I’ve had two intentions combine recently. First, I have my thing that I am going to be doing this summer (
originally planned for summer 2023, delayed
one year due to broken toe). Second, I’ve been thinking about
ways to reduce my climate impact little by little. Ever since I wrote the last-linked newsletter about 2% solutions, I’ve been trying to look at what I’m doing and figure out one thing I can change every month or so. I’ve found it’s easier to change one thing at once, and wait until it “sticks” (or figure out why it isn’t sticking for me). At some point when I’m a year in, I’ll probably send a list over.

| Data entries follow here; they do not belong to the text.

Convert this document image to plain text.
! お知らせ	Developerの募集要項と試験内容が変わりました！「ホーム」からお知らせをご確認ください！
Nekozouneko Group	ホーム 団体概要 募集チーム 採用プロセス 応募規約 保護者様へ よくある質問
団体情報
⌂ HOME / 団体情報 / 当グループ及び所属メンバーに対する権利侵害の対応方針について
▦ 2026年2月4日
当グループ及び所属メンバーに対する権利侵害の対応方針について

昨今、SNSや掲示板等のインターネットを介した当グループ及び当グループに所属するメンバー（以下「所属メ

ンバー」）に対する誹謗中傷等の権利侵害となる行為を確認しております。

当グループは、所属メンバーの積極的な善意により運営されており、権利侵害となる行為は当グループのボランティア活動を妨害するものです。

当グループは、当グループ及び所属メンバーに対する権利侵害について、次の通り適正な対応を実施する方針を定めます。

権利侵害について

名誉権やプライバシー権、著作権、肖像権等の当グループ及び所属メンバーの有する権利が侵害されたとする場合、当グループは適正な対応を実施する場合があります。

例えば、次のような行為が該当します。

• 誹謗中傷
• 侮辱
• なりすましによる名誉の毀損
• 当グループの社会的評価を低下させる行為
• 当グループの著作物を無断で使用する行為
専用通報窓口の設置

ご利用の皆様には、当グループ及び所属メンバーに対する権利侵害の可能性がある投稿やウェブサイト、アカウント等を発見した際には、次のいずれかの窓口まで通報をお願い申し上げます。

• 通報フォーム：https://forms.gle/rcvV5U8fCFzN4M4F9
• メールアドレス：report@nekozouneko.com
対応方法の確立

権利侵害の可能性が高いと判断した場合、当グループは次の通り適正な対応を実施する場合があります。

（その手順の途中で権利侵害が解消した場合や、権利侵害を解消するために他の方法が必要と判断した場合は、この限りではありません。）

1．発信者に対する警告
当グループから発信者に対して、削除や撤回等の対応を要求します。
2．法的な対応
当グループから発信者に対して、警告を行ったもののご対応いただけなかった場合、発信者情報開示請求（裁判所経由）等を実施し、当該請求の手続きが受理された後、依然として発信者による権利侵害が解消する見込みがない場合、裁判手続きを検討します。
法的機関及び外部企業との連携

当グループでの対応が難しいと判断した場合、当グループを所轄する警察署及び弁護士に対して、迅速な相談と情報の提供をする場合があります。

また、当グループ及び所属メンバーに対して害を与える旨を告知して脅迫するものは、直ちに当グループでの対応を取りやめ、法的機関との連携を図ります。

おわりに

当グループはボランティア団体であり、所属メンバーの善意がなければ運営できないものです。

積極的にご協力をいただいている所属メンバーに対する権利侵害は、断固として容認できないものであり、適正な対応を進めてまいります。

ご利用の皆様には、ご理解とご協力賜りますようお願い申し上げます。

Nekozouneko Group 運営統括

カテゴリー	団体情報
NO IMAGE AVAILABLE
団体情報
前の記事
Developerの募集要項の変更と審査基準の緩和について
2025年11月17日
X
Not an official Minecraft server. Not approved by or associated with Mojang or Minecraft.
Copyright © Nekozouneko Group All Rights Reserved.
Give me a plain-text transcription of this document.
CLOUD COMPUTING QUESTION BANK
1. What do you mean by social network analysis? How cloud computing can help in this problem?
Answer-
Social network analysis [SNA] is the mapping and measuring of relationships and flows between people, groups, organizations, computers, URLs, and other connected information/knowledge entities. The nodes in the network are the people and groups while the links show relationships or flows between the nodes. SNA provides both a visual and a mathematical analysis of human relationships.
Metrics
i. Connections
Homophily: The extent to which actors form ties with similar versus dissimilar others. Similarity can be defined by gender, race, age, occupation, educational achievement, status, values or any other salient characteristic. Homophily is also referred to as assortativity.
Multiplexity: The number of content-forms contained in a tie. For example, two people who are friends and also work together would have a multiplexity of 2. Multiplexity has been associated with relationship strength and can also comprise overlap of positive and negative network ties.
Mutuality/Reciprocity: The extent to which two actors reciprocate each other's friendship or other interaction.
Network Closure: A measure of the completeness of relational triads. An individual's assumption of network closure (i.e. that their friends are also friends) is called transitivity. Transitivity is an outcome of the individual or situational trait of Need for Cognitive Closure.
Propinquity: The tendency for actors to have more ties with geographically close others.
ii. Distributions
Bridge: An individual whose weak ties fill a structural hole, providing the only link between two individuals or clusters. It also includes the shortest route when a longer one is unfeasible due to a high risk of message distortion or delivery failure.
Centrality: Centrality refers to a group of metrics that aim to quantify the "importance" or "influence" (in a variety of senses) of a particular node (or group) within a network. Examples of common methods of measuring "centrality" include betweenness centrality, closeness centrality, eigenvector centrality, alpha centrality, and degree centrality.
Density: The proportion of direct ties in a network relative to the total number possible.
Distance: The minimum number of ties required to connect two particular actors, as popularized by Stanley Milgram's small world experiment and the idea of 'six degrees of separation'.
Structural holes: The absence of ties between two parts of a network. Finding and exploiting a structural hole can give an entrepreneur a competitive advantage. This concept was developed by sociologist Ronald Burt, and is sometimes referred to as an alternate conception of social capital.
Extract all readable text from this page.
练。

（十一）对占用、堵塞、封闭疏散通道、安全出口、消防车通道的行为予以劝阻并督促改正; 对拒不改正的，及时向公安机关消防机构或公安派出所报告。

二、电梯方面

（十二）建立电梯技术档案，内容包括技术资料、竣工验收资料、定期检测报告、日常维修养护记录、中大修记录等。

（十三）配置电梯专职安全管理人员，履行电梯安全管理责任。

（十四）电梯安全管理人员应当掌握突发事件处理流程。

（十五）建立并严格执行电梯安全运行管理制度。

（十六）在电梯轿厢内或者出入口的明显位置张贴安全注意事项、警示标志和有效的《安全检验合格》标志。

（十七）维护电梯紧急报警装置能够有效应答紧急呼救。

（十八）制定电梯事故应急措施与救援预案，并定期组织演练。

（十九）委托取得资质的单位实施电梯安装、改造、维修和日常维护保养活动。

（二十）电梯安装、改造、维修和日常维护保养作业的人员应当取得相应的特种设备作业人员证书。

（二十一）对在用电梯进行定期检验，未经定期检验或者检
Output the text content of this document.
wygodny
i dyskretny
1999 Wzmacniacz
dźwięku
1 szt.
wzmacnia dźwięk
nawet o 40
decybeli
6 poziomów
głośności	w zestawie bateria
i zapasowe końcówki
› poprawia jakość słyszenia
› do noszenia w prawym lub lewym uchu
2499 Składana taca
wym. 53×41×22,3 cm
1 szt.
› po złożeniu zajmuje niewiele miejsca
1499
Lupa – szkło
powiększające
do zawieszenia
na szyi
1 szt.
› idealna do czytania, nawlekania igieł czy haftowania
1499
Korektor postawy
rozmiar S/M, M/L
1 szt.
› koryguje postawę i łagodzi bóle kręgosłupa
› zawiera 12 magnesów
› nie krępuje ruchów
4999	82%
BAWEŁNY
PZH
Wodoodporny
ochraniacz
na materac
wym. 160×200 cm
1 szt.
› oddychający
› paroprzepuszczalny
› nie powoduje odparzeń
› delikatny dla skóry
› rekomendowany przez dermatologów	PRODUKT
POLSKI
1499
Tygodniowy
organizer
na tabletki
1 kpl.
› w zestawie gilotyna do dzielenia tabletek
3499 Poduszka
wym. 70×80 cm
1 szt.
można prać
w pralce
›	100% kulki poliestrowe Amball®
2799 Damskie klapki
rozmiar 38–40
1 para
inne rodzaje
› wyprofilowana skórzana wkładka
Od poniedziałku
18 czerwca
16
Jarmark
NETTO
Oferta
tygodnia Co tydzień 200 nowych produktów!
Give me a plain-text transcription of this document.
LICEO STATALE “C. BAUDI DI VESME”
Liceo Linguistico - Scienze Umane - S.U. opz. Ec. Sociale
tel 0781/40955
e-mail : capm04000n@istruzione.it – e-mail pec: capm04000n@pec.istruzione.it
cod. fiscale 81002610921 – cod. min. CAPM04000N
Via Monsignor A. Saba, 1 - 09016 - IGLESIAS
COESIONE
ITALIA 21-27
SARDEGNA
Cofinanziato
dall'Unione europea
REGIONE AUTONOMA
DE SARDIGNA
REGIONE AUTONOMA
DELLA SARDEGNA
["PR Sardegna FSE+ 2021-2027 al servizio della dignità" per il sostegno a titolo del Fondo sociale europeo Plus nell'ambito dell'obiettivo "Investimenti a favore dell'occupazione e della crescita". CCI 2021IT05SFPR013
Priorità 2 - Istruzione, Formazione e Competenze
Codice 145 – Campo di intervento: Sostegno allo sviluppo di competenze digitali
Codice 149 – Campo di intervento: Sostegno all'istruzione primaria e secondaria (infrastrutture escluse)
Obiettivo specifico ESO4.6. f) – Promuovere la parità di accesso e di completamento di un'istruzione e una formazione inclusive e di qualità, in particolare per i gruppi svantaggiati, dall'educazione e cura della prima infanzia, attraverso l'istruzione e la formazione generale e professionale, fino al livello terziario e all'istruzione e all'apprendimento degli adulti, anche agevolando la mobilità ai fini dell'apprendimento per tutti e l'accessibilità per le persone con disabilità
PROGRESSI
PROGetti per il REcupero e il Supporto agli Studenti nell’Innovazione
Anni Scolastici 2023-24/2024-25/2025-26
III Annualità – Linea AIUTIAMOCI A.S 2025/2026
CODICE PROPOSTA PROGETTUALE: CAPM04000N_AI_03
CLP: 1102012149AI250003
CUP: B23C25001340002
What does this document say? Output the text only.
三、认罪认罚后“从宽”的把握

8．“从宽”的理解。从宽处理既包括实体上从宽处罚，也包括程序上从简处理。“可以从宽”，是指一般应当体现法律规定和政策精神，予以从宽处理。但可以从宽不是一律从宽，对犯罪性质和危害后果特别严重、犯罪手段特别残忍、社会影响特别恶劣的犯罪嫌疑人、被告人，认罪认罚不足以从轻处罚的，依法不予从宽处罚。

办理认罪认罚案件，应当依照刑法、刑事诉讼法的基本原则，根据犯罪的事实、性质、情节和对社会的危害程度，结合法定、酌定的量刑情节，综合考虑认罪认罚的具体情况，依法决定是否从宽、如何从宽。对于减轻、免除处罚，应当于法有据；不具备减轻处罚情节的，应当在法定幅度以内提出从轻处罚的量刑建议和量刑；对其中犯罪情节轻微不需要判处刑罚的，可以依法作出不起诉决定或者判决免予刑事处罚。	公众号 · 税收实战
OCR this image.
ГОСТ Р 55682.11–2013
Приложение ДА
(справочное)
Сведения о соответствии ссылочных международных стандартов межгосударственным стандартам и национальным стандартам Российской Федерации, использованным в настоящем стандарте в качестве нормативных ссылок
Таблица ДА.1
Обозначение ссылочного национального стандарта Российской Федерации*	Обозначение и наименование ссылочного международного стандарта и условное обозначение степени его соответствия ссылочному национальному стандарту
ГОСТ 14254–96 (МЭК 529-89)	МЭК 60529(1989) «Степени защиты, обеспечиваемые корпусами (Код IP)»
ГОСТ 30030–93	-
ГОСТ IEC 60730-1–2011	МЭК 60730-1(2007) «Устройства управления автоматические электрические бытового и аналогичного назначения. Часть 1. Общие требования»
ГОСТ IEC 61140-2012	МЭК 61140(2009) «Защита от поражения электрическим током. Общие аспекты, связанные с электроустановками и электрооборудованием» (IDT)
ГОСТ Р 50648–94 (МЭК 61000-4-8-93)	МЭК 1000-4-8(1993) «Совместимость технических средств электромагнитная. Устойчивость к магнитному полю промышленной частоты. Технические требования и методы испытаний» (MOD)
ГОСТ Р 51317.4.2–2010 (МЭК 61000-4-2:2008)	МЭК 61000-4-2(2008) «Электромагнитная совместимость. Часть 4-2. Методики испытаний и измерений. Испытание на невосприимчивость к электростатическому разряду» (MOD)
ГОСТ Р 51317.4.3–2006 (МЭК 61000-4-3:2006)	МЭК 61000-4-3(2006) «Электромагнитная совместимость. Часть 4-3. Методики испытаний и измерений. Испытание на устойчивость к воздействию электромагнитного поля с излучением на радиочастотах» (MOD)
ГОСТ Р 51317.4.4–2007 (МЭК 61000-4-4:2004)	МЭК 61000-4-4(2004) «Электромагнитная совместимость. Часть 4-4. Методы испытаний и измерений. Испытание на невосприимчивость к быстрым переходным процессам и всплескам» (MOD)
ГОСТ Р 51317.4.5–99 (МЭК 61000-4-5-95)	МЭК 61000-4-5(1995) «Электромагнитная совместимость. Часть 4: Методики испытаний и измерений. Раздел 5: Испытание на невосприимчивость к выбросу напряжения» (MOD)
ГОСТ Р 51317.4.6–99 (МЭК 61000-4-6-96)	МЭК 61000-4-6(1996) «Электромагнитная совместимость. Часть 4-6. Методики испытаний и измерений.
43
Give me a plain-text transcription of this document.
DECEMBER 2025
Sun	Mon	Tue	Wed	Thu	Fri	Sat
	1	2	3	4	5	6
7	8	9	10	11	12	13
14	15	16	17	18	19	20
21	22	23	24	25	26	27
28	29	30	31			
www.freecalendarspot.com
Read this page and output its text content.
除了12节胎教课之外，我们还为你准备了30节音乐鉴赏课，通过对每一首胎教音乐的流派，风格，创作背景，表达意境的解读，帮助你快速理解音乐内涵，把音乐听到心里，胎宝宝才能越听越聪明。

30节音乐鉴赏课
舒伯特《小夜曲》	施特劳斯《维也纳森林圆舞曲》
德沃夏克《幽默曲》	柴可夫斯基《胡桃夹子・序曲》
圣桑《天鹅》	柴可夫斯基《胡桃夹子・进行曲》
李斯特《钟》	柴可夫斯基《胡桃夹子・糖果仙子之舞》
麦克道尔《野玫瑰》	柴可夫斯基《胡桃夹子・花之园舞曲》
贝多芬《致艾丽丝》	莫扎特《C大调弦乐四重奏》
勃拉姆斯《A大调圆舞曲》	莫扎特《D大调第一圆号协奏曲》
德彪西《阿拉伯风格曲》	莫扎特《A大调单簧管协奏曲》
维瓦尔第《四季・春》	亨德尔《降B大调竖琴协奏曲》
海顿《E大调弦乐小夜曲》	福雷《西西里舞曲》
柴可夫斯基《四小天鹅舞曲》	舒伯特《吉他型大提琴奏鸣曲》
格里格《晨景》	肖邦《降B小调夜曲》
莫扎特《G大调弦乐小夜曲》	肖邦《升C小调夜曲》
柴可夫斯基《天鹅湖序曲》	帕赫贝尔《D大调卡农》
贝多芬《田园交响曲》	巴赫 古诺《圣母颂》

In any event, I now have two things I want to do: first, gradually increase the number of steps I’m walking every month as we head toward The Thing (as yet undisclosed) (along with other things necessary to make it work). Second, I want to reduce my climate impact.
(We are not, at this point, going to talk about the fact that The Thing is not 100% in concert with good climate reductions. I am turning myself inside out trying to figure that one out).
One of the things I’ve decided to do this month is (a) get 10,000 steps a day as training for TheThing and (b) because this takes time, and time is weird and squirrely, walk anywhere that is within 2 miles of my house, rather than use a car.
This is something that’s easy for me at this moment—I mention this not to make anyone feel bad for things they can’t do. The area I’m living in is rapidly (very rapidly) densifying. I have five places where I can get grocery items within a 1.5 mile radius, four coffee shops, and at least twenty restaurants. That number is growing and will continue to grow. I also live less than a mile from a lightrail station, so “two miles of walking” includes the entirety of Denver downtown.
I’m about 7 days into this intention, and three or four trips to the store. We had a massive semi-surprise snowstorm hit this last weekend, and while I managed to walk the dog when it was still rain, I had to finish the last of my steps by going to the grocery store (which I needed to do) in six inches of snow.
I absolutely would not have done that without both those intentions, but the truth is, I loved it. Nobody else was around. The way to the store takes me through a local park, and there were trees and snow and silence. Walking in snow uses a lot of energy, so I didn’t get cold. I ended up taking the long way back just to make sure I got my steps in, and at the end, rather than cursing myself and my foolish goals, I felt the warm glow of endorphins.
I don’t think my brain is set up to make goals that I hate doing, but sometimes setting goals encourages me to do things I’d rather not do in the moment, but which I end up being very grateful for after the fact. Finding surprising joy in something that should be hard is perhaps one of the cheapest way to be happy.